Whisper’s AI Transcription Tool Faces Scrutiny Over Fabricated Outputs
OpenAI’s Whisper, an AI-driven transcription tool, has garnered attention for its capabilities, but it has a significant drawback: it frequently generates erroneous text, including entire sentences that were never spoken. This phenomenon, known in the tech world as “hallucinations,” has been documented by numerous software engineers, developers, and academic researchers who have reported encountering these fabrications in their work.
Experts have expressed concern over the types of content that Whisper can invent, which can range from benign to troubling, including racial slurs, violent language, and fictitious medical treatments. The tool is gaining traction across various sectors, including healthcare, where medical facilities are rapidly adopting Whisper to transcribe doctor-patient interactions. This is despite OpenAI’s warnings against using Whisper in “high-risk domains,” which include medical settings where accuracy is critical.
The extent of Whisper’s hallucinations is alarming. For example, a University of Michigan researcher studying public meeting transcripts found that eight out of ten audio transcriptions contained invented text. Another machine learning engineer discovered hallucinations in half of the over 100 hours of Whisper transcriptions he analyzed, while a third reported similar issues in nearly all of the 26,000 transcripts he generated. A recent study involving more than 13,000 clear audio snippets identified 187 instances of hallucinations, suggesting that the scale of inaccuracies could lead to tens of thousands of flawed transcripts across millions of recordings.
The ramifications of these errors are particularly concerning in healthcare contexts. Alondra Nelson, a former head of the White House Office of Science and Technology Policy, emphasized the serious implications of such inaccuracies, noting that “nobody wants a misdiagnosis.” The tool is also employed for creating closed captions for the Deaf and hard of hearing, a demographic particularly vulnerable to the risks of faulty transcriptions. Christian Vogler, director of Gallaudet University’s Technology Access Program, pointed out that those who rely on accurate captions have no way of identifying inaccuracies hidden within the text.
In light of these issues, experts, advocates, and even former OpenAI employees are calling for government regulation of AI technologies. They argue that OpenAI must address these flaws to avoid misleading users about the tool’s capabilities. William Saunders, a research engineer who previously worked at OpenAI, commented, “This seems solvable if the company is willing to prioritize it,” highlighting the dangers of overconfidence in Whisper’s capabilities.
Despite these challenges, OpenAI maintains that it is actively working to minimize hallucinations and incorporates feedback to improve the model. However, developers note that they have not encountered another AI-powered transcription tool that generates as many inaccuracies as Whisper. The tool is widely integrated into various platforms, including some versions of OpenAI’s flagship chatbot ChatGPT, as well as cloud computing services provided by Oracle and Microsoft.
In just the past month, one iteration of Whisper was downloaded over 4.2 million times from the open-source AI platform HuggingFace. This makes Whisper the most popular open-source speech recognition model, utilized in everything from customer service call centers to voice-activated assistants.
Research conducted by professors Allison Koenecke from Cornell University and Mona Sloane from the University of Virginia found that nearly 40% of hallucinations could be harmful or misleading.

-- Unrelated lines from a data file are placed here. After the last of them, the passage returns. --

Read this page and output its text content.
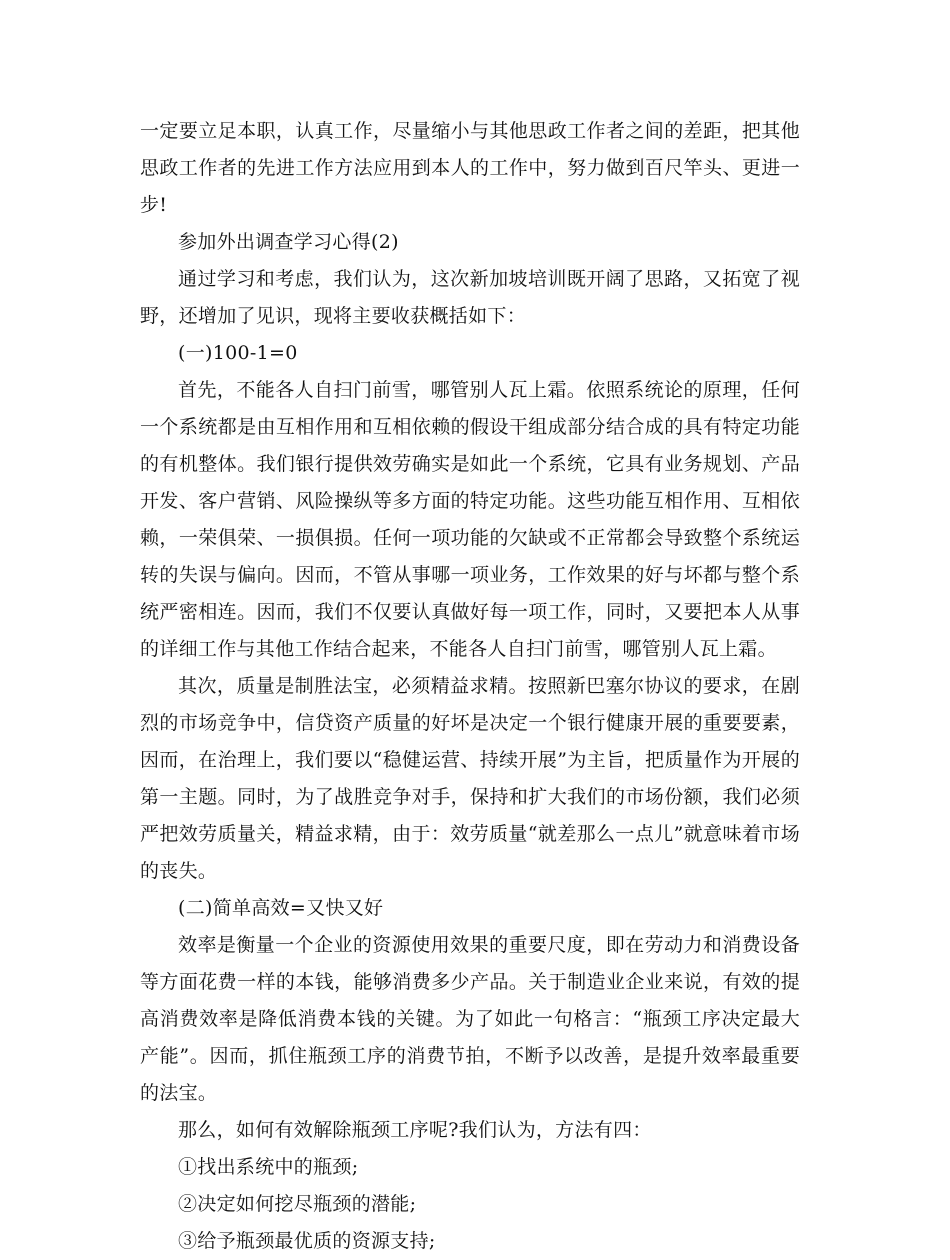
一定要立足本职，认真工作，尽量缩小与其他思政工作者之间的差距，把其他思政工作者的先进工作方法应用到本人的工作中，努力做到百尺竿头、更进一步!

参加外出调查学习心得(2)

通过学习和考虑，我们认为，这次新加坡培训既开阔了思路，又拓宽了视野，还增加了见识，现将主要收获概括如下：

(一)100-1=0

首先，不能各人自扫门前雪，哪管别人瓦上霜。依照系统论的原理，任何一个系统都是由互相作用和互相依赖的假设干组成部分结合成的具有特定功能的有机整体。我们银行提供效劳确实是如此一个系统，它具有业务规划、产品开发、客户营销、风险操纵等多方面的特定功能。这些功能互相作用、互相依赖，一荣俱荣、一损俱损。任何一项功能的欠缺或不正常都会导致整个系统运转的失误与偏向。因而，不管从事哪一项业务，工作效果的好与坏都与整个系统严密相连。因而，我们不仅要认真做好每一项工作，同时，又要把本人从事的详细工作与其他工作结合起来，不能各人自扫门前雪，哪管别人瓦上霜。

其次，质量是制胜法宝，必须精益求精。按照新巴塞尔协议的要求，在剧烈的市场竞争中，信贷资产质量的好坏是决定一个银行健康开展的重要要素，因而，在治理上，我们要以“稳健运营、持续开展”为主旨，把质量作为开展的第一主题。同时，为了战胜竞争对手，保持和扩大我们的市场份额，我们必须严把效劳质量关，精益求精，由于：效劳质量“就差那么一点儿”就意味着市场的丧失。

(二)简单高效=又快又好

效率是衡量一个企业的资源使用效果的重要尺度，即在劳动力和消费设备等方面花费一样的本钱，能够消费多少产品。关于制造业企业来说，有效的提高消费效率是降低消费本钱的关键。为了如此一句格言：“瓶颈工序决定最大产能”。因而，抓住瓶颈工序的消费节拍，不断予以改善，是提升效率最重要的法宝。

那么，如何有效解除瓶颈工序呢?我们认为，方法有四：

①找出系统中的瓶颈;

②决定如何挖尽瓶颈的潜能;

③给予瓶颈最优质的资源支持;
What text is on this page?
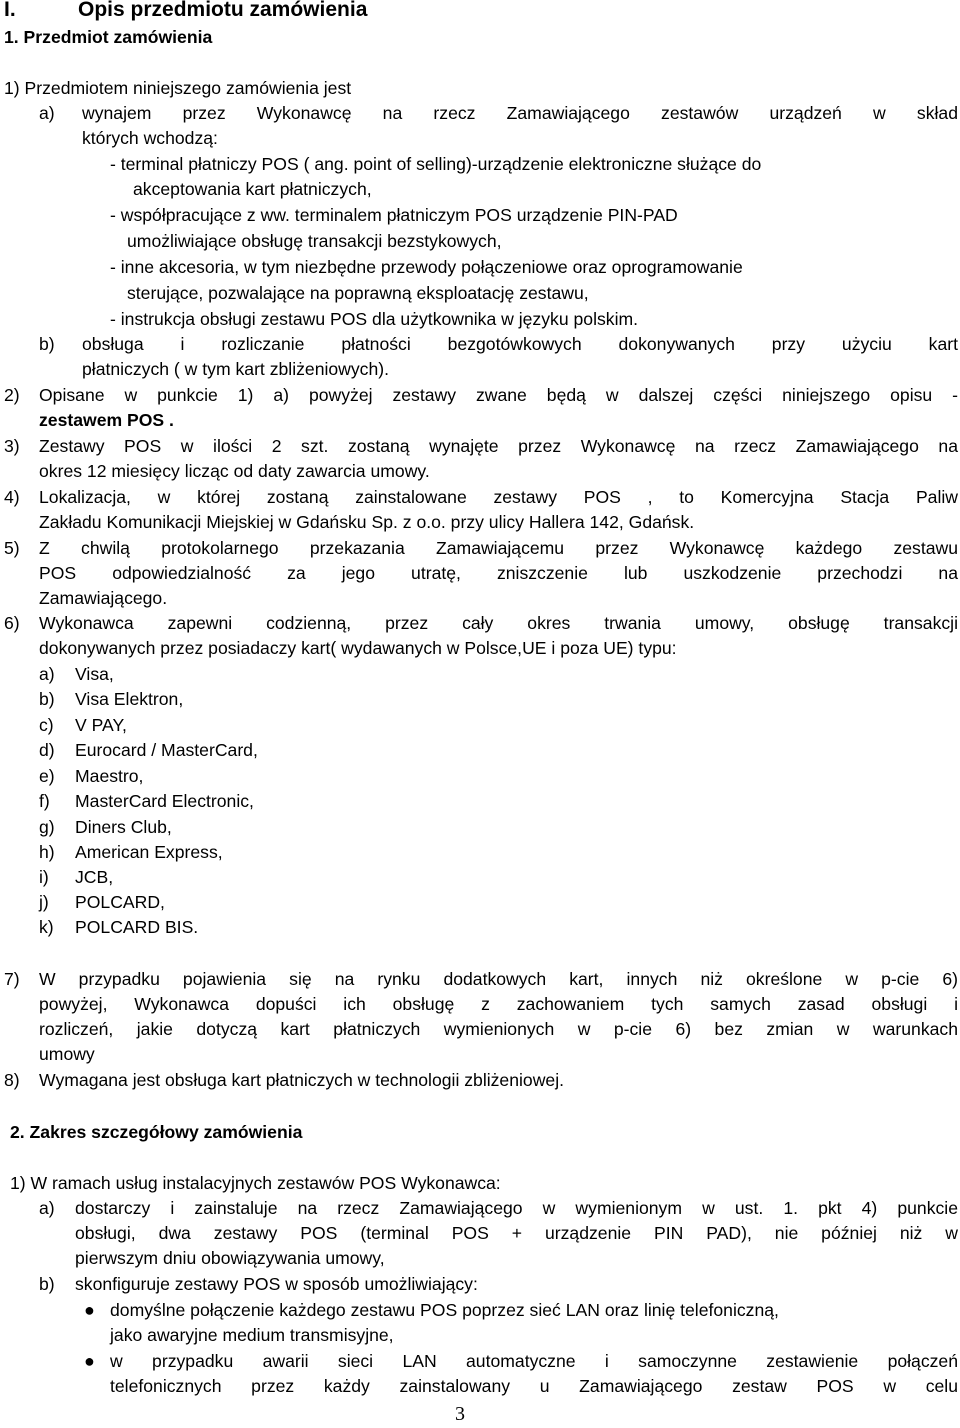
I.	Opis przedmiotu zamówienia
1. Przedmiot zamówienia
1) Przedmiotem niniejszego zamówienia jest
a) wynajem przez Wykonawcę na rzecz Zamawiającego zestawów urządzeń w skład
których wchodzą:
- terminal płatniczy POS ( ang. point of selling)-urządzenie elektroniczne służące do
akceptowania kart płatniczych,
- współpracujące z ww. terminalem płatniczym POS urządzenie PIN-PAD
umożliwiające obsługę transakcji bezstykowych,
- inne akcesoria, w tym niezbędne przewody połączeniowe oraz oprogramowanie
sterujące, pozwalające na poprawną eksploatację zestawu,
- instrukcja obsługi zestawu POS dla użytkownika w języku polskim.
b) obsługa i rozliczanie płatności bezgotówkowych dokonywanych przy użyciu kart
płatniczych ( w tym kart zbliżeniowych).
2) Opisane w punkcie 1) a) powyżej zestawy zwane będą w dalszej części niniejszego opisu -
zestawem POS .
3) Zestawy POS w ilości 2 szt. zostaną wynajęte przez Wykonawcę na rzecz Zamawiającego na
okres 12 miesięcy licząc od daty zawarcia umowy.
4) Lokalizacja, w której zostaną zainstalowane zestawy POS , to Komercyjna Stacja Paliw
Zakładu Komunikacji Miejskiej w Gdańsku Sp. z o.o. przy ulicy Hallera 142, Gdańsk.
5) Z chwilą protokolarnego przekazania Zamawiającemu przez Wykonawcę każdego zestawu
POS odpowiedzialność za jego utratę, zniszczenie lub uszkodzenie przechodzi na
Zamawiającego.
6) Wykonawca zapewni codzienną, przez cały okres trwania umowy, obsługę transakcji
dokonywanych przez posiadaczy kart( wydawanych w Polsce,UE i poza UE) typu:
a) Visa,
b) Visa Elektron,
c) V PAY,
d) Eurocard / MasterCard,
e) Maestro,
f) MasterCard Electronic,
g) Diners Club,
h) American Express,
i) JCB,
j) POLCARD,
k) POLCARD BIS.
7) W przypadku pojawienia się na rynku dodatkowych kart, innych niż określone w p-cie 6)
powyżej, Wykonawca dopuści ich obsługę z zachowaniem tych samych zasad obsługi i
rozliczeń, jakie dotyczą kart płatniczych wymienionych w p-cie 6) bez zmian w warunkach
umowy
8) Wymagana jest obsługa kart płatniczych w technologii zbliżeniowej.
2. Zakres szczegółowy zamówienia
1) W ramach usług instalacyjnych zestawów POS Wykonawca:
a) dostarczy i zainstaluje na rzecz Zamawiającego w wymienionym w ust. 1. pkt 4) punkcie
obsługi, dwa zestawy POS (terminal POS + urządzenie PIN PAD), nie później niż w
pierwszym dniu obowiązywania umowy,
b) skonfiguruje zestawy POS w sposób umożliwiający:
● domyślne połączenie każdego zestawu POS poprzez sieć LAN oraz linię telefoniczną,
jako awaryjne medium transmisyjne,
● w przypadku awarii sieci LAN automatyczne i samoczynne zestawienie połączeń
telefonicznych przez każdy zainstalowany u Zamawiającego zestaw POS w celu
3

For instance, they highlighted a transcription where the software inaccurately added a violent narrative to a benign statement, such as implying a speaker committed acts of violence with a “terror knife.” In another case, it incorrectly inserted racial identifiers into a speaker’s comment, and in yet another instance, it created a fictional medication called “hyperactivated antibiotics.”
Experts are still trying to understand why Whisper produces these inaccuracies, with software developers noting that hallucinations often occur during pauses, background noises, or when music is playing. OpenAI has advised against using Whisper in contexts where accuracy is paramount, such as in medical decision-making.
Despite this caution, many healthcare providers are employing Whisper-based tools to transcribe patient visits, aiming to allow clinicians to focus more on patient care than documentation. Over 30,000 clinicians and 40 healthcare systems have adopted Whisper-enhanced solutions developed by Nabla, a company that specializes in medical transcription technology.
Nabla’s chief technology officer, Martin Raison, acknowledged the issue of hallucinations and assured that the company is actively working on solutions. However, the company’s approach involves erasing original audio recordings to protect patient data, which could hinder the ability to verify transcription accuracy. Saunders cautioned that without access to the original recordings, it becomes difficult to identify and rectify errors in the transcriptions.
As concerns grow over the impact of AI-generated transcripts on patient care, lawmakers are taking notice. California Assemblymember Rebecca Bauer-Kahan recently declined to allow a health network to share her child’s medical consultation audio with vendors, including those affiliated with OpenAI, citing privacy concerns. “I was like ‘absolutely not,’” she said, expressing her hesitation about sharing sensitive medical information with for-profit tech companies.
The implications of Whisper’s flaws extend beyond technical issues; they raise essential questions about the ethics of using AI in sensitive fields such as healthcare, where the stakes are incredibly high.